Regarding motor rehabilitation care, 534 patients (75.6%) said they received motor physical therapy at least once weekly. Of these, 359 (50.8%) received it more than twice a week. Although many patients had received motor physical therapy at least once, only 379 (53.7%) responded that they had already been evaluated through some motor function scale. The proportion of patients evaluated by motor scales according to the SMA types did not differ between groups, with 175 (59.1%) in type 1 and 118 in types 2 (50.2%) and 3 (52.5%).

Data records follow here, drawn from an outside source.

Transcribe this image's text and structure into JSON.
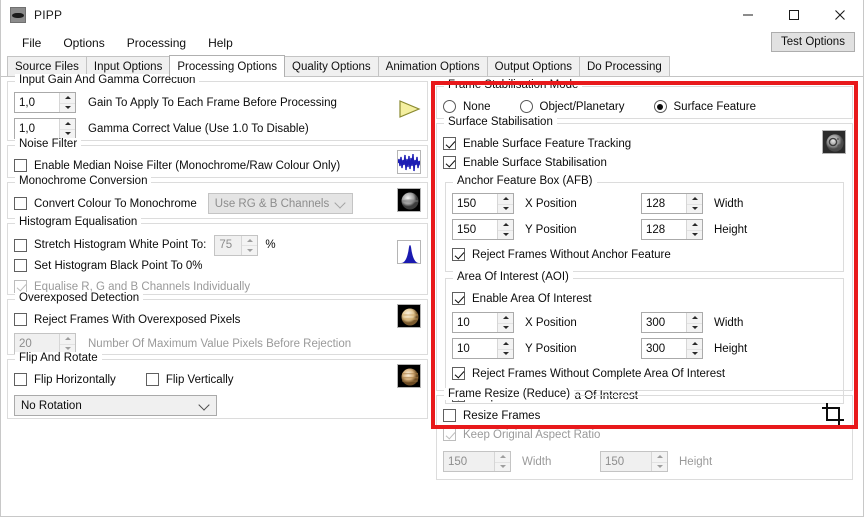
{
  "window": {
    "title": "PIPP",
    "icon": "app-icon",
    "minimize": "–",
    "maximize": "□",
    "close": "✕"
  },
  "menu": {
    "items": [
      "File",
      "Options",
      "Processing",
      "Help"
    ],
    "test_options_label": "Test Options"
  },
  "tabs": [
    {
      "label": "Source Files",
      "active": false
    },
    {
      "label": "Input Options",
      "active": false
    },
    {
      "label": "Processing Options",
      "active": true
    },
    {
      "label": "Quality Options",
      "active": false
    },
    {
      "label": "Animation Options",
      "active": false
    },
    {
      "label": "Output Options",
      "active": false
    },
    {
      "label": "Do Processing",
      "active": false
    }
  ],
  "left": {
    "input_gain": {
      "legend": "Input Gain And Gamma Correction",
      "gain_value": "1,0",
      "gain_label": "Gain To Apply To Each Frame Before Processing",
      "gamma_value": "1,0",
      "gamma_label": "Gamma Correct Value (Use 1.0 To Disable)",
      "thumb": "yellow-play-triangle-icon"
    },
    "noise_filter": {
      "legend": "Noise Filter",
      "enable_label": "Enable Median Noise Filter (Monochrome/Raw Colour Only)",
      "enable_checked": false,
      "thumb": "waveform-icon"
    },
    "monochrome": {
      "legend": "Monochrome Conversion",
      "convert_label": "Convert Colour To Monochrome",
      "convert_checked": false,
      "channel_select": "Use RG & B Channels",
      "channel_enabled": false,
      "thumb": "grey-planet-icon"
    },
    "histogram": {
      "legend": "Histogram Equalisation",
      "stretch_label": "Stretch Histogram White Point To:",
      "stretch_checked": false,
      "stretch_value": "75",
      "percent_sign": "%",
      "black_point_label": "Set Histogram Black Point To 0%",
      "black_point_checked": false,
      "equalise_label": "Equalise R, G and B Channels Individually",
      "equalise_checked": true,
      "equalise_enabled": false,
      "thumb": "histogram-icon"
    },
    "overexposed": {
      "legend": "Overexposed Detection",
      "reject_label": "Reject Frames With Overexposed Pixels",
      "reject_checked": false,
      "max_pixels_value": "20",
      "max_pixels_label": "Number Of Maximum Value Pixels Before Rejection",
      "max_pixels_enabled": false,
      "thumb": "overexposed-planet-icon"
    },
    "flip_rotate": {
      "legend": "Flip And Rotate",
      "flip_h_label": "Flip Horizontally",
      "flip_h_checked": false,
      "flip_v_label": "Flip Vertically",
      "flip_v_checked": false,
      "rotation_select": "No Rotation",
      "thumb": "rotated-planet-icon"
    }
  },
  "right": {
    "stabilisation_mode": {
      "legend": "Frame Stabilisation Mode",
      "options": [
        "None",
        "Object/Planetary",
        "Surface Feature"
      ],
      "selected": "Surface Feature"
    },
    "surface_stabilisation": {
      "legend": "Surface Stabilisation",
      "tracking_label": "Enable Surface Feature Tracking",
      "tracking_checked": true,
      "stabilisation_label": "Enable Surface Stabilisation",
      "stabilisation_checked": true,
      "thumb": "moon-crater-icon"
    },
    "afb": {
      "legend": "Anchor Feature Box (AFB)",
      "x_value": "150",
      "x_label": "X Position",
      "width_value": "128",
      "width_label": "Width",
      "y_value": "150",
      "y_label": "Y Position",
      "height_value": "128",
      "height_label": "Height",
      "reject_label": "Reject Frames Without Anchor Feature",
      "reject_checked": true
    },
    "aoi": {
      "legend": "Area Of Interest (AOI)",
      "enable_label": "Enable Area Of Interest",
      "enable_checked": true,
      "x_value": "10",
      "x_label": "X Position",
      "width_value": "300",
      "width_label": "Width",
      "y_value": "10",
      "y_label": "Y Position",
      "height_value": "300",
      "height_label": "Height",
      "reject_label": "Reject Frames Without Complete Area Of Interest",
      "reject_checked": true,
      "crop_label": "Crop Frames To Area Of Interest",
      "crop_checked": true
    },
    "frame_resize": {
      "legend": "Frame Resize (Reduce)",
      "resize_label": "Resize Frames",
      "resize_checked": false,
      "aspect_label": "Keep Original Aspect Ratio",
      "aspect_checked": true,
      "aspect_enabled": false,
      "width_value": "150",
      "width_label": "Width",
      "height_value": "150",
      "height_label": "Height",
      "fields_enabled": false,
      "thumb": "crop-icon"
    }
  },
  "colors": {
    "highlight_red": "#e8191b",
    "accent_yellow": "#f2ec7a",
    "window_bg": "#ffffff",
    "group_border": "#dcdcdc"
  }
}
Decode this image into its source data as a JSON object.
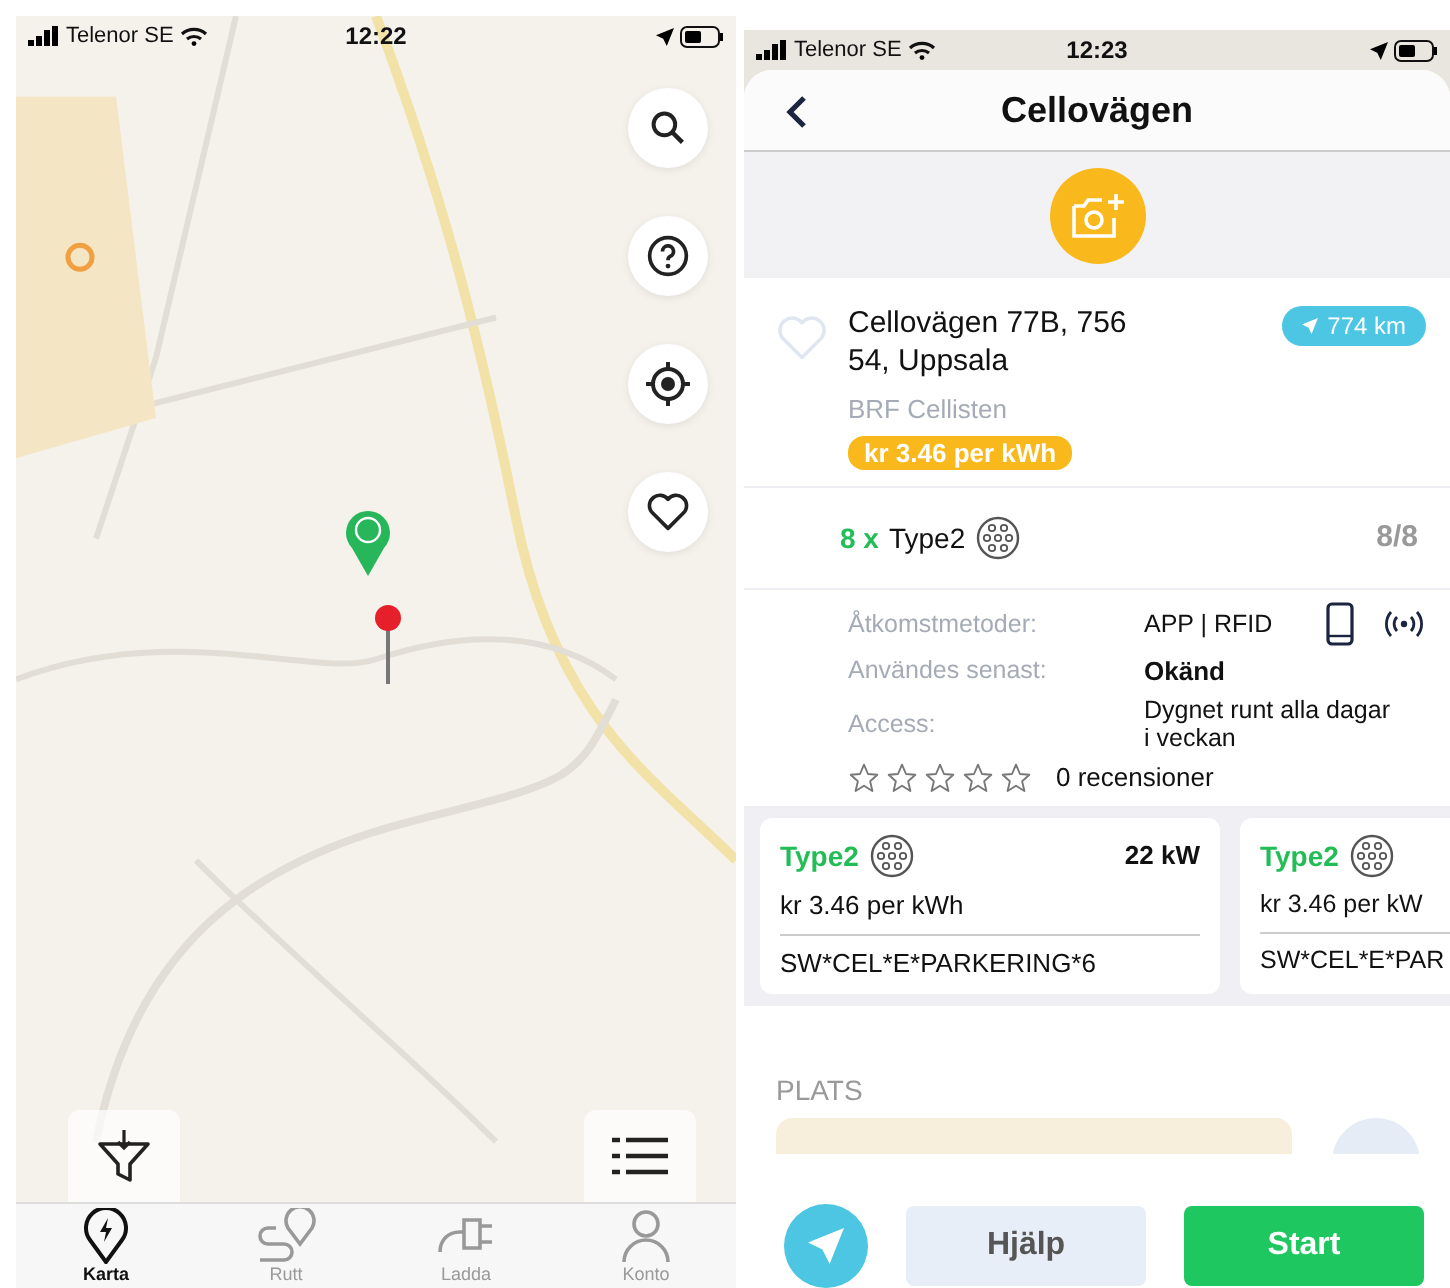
{
  "left_screen": {
    "status_bar": {
      "carrier": "Telenor SE",
      "time": "12:22"
    },
    "tab_bar": [
      {
        "label": "Karta",
        "selected": true
      },
      {
        "label": "Rutt",
        "selected": false
      },
      {
        "label": "Ladda",
        "selected": false
      },
      {
        "label": "Konto",
        "selected": false
      }
    ]
  },
  "right_screen": {
    "status_bar": {
      "carrier": "Telenor SE",
      "time": "12:23"
    },
    "header": {
      "title": "Cellovägen"
    },
    "station": {
      "address": "Cellovägen 77B, 756 54, Uppsala",
      "distance": "774 km",
      "operator": "BRF Cellisten",
      "price": "kr 3.46 per kWh"
    },
    "connector_summary": {
      "count": "8 x",
      "type": "Type2",
      "availability": "8/8"
    },
    "details": [
      {
        "label": "Åtkomstmetoder:",
        "value": "APP | RFID",
        "kind": "plain"
      },
      {
        "label": "Användes senast:",
        "value": "Okänd",
        "kind": "bold"
      },
      {
        "label": "Access:",
        "value": "Dygnet runt alla dagar i veckan",
        "kind": "plain"
      }
    ],
    "rating": {
      "stars": 0,
      "reviews": "0 recensioner"
    },
    "connectors": [
      {
        "type": "Type2",
        "power": "22 kW",
        "price": "kr 3.46 per kWh",
        "evse_id": "SW*CEL*E*PARKERING*6"
      },
      {
        "type": "Type2",
        "price": "kr 3.46 per kW",
        "evse_id": "SW*CEL*E*PAR"
      }
    ],
    "location_heading": "PLATS",
    "buttons": [
      {
        "label": "Hjälp",
        "kind": "secondary"
      },
      {
        "label": "Start",
        "kind": "primary"
      }
    ]
  }
}
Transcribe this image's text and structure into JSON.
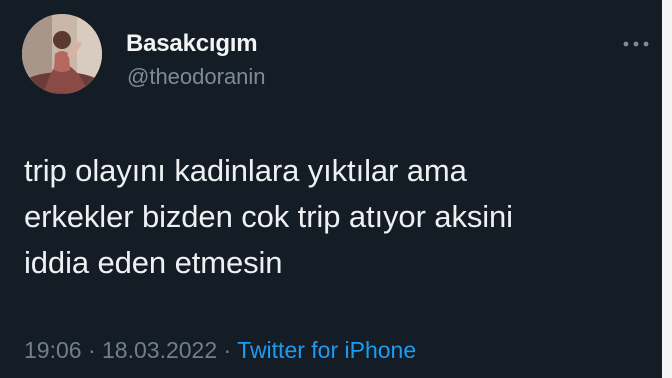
{
  "user": {
    "display_name": "Basakcıgım",
    "handle": "@theodoranin"
  },
  "tweet": {
    "text": "trip olayını kadinlara yıktılar ama\nerkekler bizden cok trip atıyor aksini\niddia eden etmesin",
    "time": "19:06",
    "separator1": " · ",
    "date": "18.03.2022",
    "separator2": " · ",
    "source": "Twitter for iPhone"
  },
  "icons": {
    "more": "more-dots-icon",
    "avatar": "profile-avatar"
  },
  "colors": {
    "background": "#15202b",
    "accent": "#1d9bf0",
    "secondary_text": "#7c8b98"
  }
}
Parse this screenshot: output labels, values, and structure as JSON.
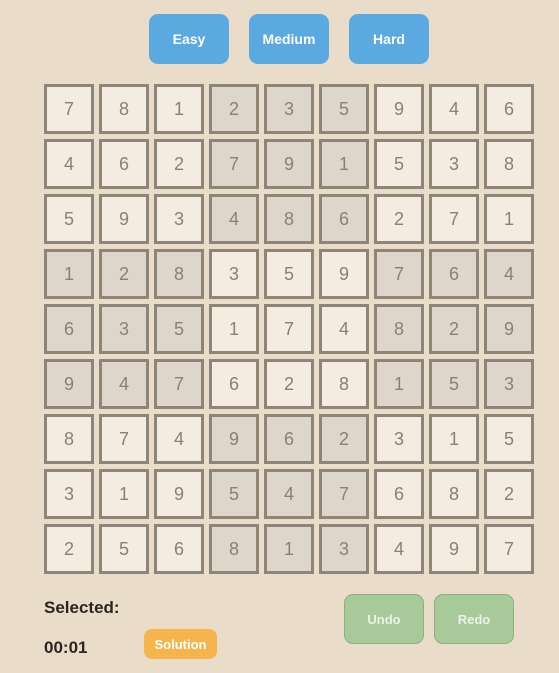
{
  "difficulty": {
    "easy_label": "Easy",
    "medium_label": "Medium",
    "hard_label": "Hard"
  },
  "board": {
    "rows": [
      [
        "7",
        "8",
        "1",
        "2",
        "3",
        "5",
        "9",
        "4",
        "6"
      ],
      [
        "4",
        "6",
        "2",
        "7",
        "9",
        "1",
        "5",
        "3",
        "8"
      ],
      [
        "5",
        "9",
        "3",
        "4",
        "8",
        "6",
        "2",
        "7",
        "1"
      ],
      [
        "1",
        "2",
        "8",
        "3",
        "5",
        "9",
        "7",
        "6",
        "4"
      ],
      [
        "6",
        "3",
        "5",
        "1",
        "7",
        "4",
        "8",
        "2",
        "9"
      ],
      [
        "9",
        "4",
        "7",
        "6",
        "2",
        "8",
        "1",
        "5",
        "3"
      ],
      [
        "8",
        "7",
        "4",
        "9",
        "6",
        "2",
        "3",
        "1",
        "5"
      ],
      [
        "3",
        "1",
        "9",
        "5",
        "4",
        "7",
        "6",
        "8",
        "2"
      ],
      [
        "2",
        "5",
        "6",
        "8",
        "1",
        "3",
        "4",
        "9",
        "7"
      ]
    ]
  },
  "status": {
    "selected_label": "Selected:",
    "timer": "00:01"
  },
  "controls": {
    "solution_label": "Solution",
    "undo_label": "Undo",
    "redo_label": "Redo"
  },
  "colors": {
    "background": "#e9dcc9",
    "difficulty_button": "#5aa9e1",
    "cell_light": "#f4ece1",
    "cell_dark": "#dfd6cb",
    "cell_border": "#8c8578",
    "solution_button": "#f6b44d",
    "undo_redo_button": "#a8c99a"
  }
}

Thirty-two percent of patients answered that they used gastrostomy (Fig. 5B). The use of gastrostomy was higher in type 1 (78.7%) patients, with an inversion of this proportion occurring in type 2, with 78.7% of patients on an exclusively oral diet. In addition, 299 (42.3%) patients said they had access to a speech therapy professional at least once a week. Scoliosis was reported in 54.4% of all patients and was higher in type 2 SMA patients (70.6%), followed by those with type 3 (57.5%) and type 1 (42.2%). Twenty-one percent of patients had undergone scoliosis surgery, more than half of whom had type 2 SMA.
At least 101 patients (14.3%) reported one unplanned hospitalization last year. Patients with type 1 SMA reported having had one or two unplanned hospitalizations in the previous year (24%), compared to the other types of SMA (6.3% for type 2 and 4.3% for type 3, p < 0.001)
Disease-modifying therapies
By the cut-off date in January 2022, 384 (54.4%) patients claimed to have had access to some disease-modifying therapy. The majority, 359 (93.5%) patients, were using nusinersen, as it was the only drug available through the public health system in Brazil. Another 18 (4.7%) patients reported using gene therapy, and 7 (1.8%) used risdiplam. The median treatment time was 15 months (6, 26).
When stratifying access to nusinersen treatment according to SMA types, 62.3% of patients with type 1 were in treatment, while only 47.2% of type 2 patients and 31.9% of type 3 patients were in treatment. This difference is justified because, at the time of the data analysis, nusinersen was fully distributed in the public health system only for patients with type 1 SMA.